Porque, y esto se ha dicho mil veces, pero nunca son suficientes, adoptando haces tres cosas maravillosas: descubres o confirmas que sólo el necio confunde valor y precio, además de salvarle la vida a un animal para el que quizás tu eras su última oportunidad. En tercer lugar, además, dejas un lugar libre en el refugio o en la casa de acogida para rescatar a otro animal.

Activismo animalista
No es necesario formar parte de movimientos animalistas para demostrar que compartes su filosofía de vida, de respeto por la vida. De hecho, si estos movimientos existen es precisamente porque la sociedad carece de actitudes solidarias en su día a día. Por lo tanto, si cada uno de nosotros cultivara el respeto por la vida en pequeños gestos cotidianos, ni siquiera sería necesario el activismo. No tendría razón de ser.
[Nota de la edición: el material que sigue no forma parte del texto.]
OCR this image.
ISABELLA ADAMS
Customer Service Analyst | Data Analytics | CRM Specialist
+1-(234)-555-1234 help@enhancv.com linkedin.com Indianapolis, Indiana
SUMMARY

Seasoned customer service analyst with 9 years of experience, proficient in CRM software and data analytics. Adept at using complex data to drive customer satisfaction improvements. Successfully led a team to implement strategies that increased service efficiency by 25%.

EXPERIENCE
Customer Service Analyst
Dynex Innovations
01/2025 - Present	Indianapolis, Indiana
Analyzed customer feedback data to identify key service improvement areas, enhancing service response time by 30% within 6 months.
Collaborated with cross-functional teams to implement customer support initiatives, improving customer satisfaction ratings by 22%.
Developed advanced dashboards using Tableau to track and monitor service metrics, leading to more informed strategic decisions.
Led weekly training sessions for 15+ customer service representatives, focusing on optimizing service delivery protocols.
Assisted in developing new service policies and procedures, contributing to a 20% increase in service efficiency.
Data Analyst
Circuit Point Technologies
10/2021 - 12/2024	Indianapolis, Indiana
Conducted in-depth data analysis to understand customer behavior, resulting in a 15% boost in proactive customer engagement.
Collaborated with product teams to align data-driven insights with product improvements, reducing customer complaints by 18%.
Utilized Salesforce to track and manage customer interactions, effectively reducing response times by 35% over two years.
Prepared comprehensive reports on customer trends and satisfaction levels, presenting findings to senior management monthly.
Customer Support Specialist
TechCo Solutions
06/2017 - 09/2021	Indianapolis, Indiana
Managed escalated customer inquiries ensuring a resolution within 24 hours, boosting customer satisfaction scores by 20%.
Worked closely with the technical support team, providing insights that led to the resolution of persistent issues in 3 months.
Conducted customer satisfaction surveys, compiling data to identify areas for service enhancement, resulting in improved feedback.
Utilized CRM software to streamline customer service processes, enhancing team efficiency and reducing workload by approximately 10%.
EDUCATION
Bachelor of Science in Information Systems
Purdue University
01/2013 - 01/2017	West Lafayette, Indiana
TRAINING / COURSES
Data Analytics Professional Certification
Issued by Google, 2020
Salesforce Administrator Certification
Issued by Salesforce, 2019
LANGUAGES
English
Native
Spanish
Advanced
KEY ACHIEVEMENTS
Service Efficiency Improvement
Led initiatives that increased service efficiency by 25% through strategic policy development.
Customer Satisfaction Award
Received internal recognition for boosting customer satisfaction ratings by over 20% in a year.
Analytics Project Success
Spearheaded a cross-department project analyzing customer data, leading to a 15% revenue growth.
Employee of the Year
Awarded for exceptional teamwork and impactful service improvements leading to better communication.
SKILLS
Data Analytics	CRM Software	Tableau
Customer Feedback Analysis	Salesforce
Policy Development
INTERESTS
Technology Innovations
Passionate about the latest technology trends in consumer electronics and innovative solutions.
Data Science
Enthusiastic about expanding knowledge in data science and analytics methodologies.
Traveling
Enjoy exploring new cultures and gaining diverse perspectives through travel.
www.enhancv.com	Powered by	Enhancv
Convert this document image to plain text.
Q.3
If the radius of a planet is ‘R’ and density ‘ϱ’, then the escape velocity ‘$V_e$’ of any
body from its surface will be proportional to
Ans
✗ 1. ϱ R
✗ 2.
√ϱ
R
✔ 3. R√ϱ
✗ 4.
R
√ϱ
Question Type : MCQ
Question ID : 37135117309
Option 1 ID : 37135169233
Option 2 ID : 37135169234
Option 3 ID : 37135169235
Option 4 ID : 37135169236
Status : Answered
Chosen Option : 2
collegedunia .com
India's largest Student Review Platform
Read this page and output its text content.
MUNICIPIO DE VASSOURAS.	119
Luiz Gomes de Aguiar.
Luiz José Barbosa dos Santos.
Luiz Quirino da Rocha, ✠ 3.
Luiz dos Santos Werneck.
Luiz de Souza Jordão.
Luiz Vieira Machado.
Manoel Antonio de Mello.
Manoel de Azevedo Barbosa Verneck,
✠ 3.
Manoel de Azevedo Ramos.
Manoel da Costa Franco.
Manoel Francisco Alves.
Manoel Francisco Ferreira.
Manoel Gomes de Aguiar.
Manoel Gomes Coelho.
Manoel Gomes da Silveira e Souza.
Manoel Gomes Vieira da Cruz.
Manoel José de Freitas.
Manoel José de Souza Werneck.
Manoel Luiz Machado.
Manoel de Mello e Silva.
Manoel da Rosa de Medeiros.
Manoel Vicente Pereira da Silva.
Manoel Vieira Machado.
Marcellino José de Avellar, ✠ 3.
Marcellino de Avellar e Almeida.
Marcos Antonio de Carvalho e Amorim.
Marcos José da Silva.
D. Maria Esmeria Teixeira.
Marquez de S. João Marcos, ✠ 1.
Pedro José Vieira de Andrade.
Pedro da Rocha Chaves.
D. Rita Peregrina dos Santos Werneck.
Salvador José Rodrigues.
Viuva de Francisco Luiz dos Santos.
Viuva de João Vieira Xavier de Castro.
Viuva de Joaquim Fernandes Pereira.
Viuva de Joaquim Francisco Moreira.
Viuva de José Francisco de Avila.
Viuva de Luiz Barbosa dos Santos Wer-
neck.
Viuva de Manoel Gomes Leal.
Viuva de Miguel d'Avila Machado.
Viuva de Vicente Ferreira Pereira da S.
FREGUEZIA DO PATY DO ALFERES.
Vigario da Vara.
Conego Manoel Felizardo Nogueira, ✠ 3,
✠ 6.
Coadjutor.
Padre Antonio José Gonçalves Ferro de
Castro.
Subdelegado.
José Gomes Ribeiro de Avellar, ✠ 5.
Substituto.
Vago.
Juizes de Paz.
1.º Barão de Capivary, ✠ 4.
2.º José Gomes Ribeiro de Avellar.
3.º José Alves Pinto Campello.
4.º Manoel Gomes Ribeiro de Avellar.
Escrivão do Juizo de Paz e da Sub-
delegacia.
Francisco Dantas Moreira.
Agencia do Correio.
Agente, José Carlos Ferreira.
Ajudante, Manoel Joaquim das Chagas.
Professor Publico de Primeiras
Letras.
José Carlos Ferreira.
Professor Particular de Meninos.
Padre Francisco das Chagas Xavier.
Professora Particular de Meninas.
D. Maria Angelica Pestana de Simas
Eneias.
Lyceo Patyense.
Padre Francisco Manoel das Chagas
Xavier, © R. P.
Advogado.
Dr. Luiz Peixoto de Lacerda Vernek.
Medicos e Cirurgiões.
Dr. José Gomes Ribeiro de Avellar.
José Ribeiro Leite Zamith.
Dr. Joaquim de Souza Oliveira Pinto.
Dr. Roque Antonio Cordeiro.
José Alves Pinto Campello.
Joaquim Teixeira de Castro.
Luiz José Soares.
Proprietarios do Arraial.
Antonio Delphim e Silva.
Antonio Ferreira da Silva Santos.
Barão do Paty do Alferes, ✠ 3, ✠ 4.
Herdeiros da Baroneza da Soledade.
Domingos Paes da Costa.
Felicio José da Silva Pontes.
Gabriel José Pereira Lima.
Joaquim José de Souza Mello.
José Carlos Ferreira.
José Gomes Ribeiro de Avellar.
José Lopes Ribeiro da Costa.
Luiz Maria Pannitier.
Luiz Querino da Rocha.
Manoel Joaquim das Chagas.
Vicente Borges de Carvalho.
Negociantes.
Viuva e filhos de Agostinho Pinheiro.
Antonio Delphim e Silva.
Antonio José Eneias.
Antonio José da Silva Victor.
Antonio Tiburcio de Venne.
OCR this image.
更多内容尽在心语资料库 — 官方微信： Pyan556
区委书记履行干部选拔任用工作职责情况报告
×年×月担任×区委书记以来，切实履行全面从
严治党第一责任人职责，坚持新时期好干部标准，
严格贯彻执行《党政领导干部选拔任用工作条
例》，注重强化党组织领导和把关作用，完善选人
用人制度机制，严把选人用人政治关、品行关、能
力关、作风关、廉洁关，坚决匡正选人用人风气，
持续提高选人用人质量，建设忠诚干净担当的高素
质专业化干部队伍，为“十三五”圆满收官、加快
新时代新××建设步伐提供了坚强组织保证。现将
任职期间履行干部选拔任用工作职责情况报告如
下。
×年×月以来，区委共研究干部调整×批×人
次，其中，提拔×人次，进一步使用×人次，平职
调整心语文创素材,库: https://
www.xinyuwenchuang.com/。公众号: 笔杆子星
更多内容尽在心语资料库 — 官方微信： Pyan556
¿Y qué he de hacer, entonces, cosas como dejar de comer carne? No es necesario hacerse vegano radical para contribuir a tener una sociedad más justa. Más allá de comer o de no comer carne, al margen de apoyar o boicotear la industria cárnica, la experimentación con animales, el tráfico de animales y el indecible sufrimiento animal que ello conlleva, sería un gran paso adelante no engañarnos a nosotros mismos con nuestros pensamientos.

Ser honesto es el primer paso para respetarse a uno mismo y a los demás. Para avanzar. Reconocer que el sufrimiento animal existe y hay que erradicarlo, aunque nuestras conductas culturales sean incoherentes con ello, es un adelanto, el mejor caldo de cultivo para que las cosas mejoren, vayan cambiando poco a poco.

Compartir es vivir
En www.gatosencasa.com estamos convencidos de que se ha de predicar con el ejemplo, siempre en la medida que uno pueda, y siendo honesto con las propias reflexiones. Abrirse al otro sin miedo, ser valiente en la actitud solidaria es importante. Pensar a lo grande, tener valores inmensos de generosidad y solidaridad con los animalillos, ser utópico y soñador vale un imperio en estos casos, pues con ello contribuimos a un mundo mejor.

No lo olvides: pequeños destellos de solidaridad tuyos y míos, nuestros, acaban contagiándose socialmente. Tu vecino, tu amigo, tu novio o esposo, tus hijos, todo lo que te rodea está recibiendo a través de ti unas vibraciones positivas que, pese a ser minúsculos granos, sí ayudan al compañero y acaban haciendo granero. El granero de la inteligencia emocional, ese con cuyo trigo se hace el mejor pan, el que alimenta a todos y el que siempre sienta bien. ¿Porque, es o no cierto que compartir es vivir?